The extinct species of stingless bee was found encased in amber with a well-preserved part of an ancient orchid attached to its back. The amber, dug up in a mine in the Dominican Republic, is 10 million to 15 million years old.
The pollen-bearing package represents the first known fossil of an orchid, researchers say.
Orchids are the most diverse flowering plants on Earth, with more than 20,000 known species (see photos of new orchids found in New Guinea in 2006). But until now the flowers have been absent from the fossil record.
In a paper describing the find in tomorrow's issue of the journal Nature, Santiago R. Ramírez of Harvard University and colleagues note that the fossil flower, called Meliorchis caribea, belongs to a living group of orchids called Goodyerinae.
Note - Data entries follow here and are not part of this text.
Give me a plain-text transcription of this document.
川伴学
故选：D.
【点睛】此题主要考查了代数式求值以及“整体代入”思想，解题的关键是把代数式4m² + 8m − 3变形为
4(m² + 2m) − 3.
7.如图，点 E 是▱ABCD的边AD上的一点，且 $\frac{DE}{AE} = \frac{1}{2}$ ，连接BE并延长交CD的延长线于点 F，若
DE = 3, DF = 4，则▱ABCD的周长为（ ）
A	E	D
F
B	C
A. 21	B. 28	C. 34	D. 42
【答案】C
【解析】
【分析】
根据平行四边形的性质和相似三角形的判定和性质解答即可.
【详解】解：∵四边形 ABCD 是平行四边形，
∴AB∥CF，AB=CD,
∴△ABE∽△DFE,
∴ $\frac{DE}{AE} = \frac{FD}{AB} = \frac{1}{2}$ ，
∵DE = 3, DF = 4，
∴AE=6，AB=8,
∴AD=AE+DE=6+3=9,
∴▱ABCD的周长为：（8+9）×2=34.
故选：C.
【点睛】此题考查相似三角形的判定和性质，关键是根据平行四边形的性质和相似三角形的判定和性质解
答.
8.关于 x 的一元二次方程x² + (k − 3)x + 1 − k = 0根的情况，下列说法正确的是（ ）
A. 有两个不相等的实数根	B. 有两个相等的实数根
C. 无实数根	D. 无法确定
In addition to shedding new light on the orchid family tree, the find provides "an unprecedented direct fossil observation of a plant-pollinator interaction," the team writes.
For example, when bees visit living members of Goodyerinae, the pollen parts become stuck to their mouths as they take nectar from the lip of the flower. But the fossil pollen was found stuck to the ancient bee's back.
"This indicates that the flower of M. caribea was gullet-shaped," the researchers write. "The anterior part of the bee would have had to enter the flower completely."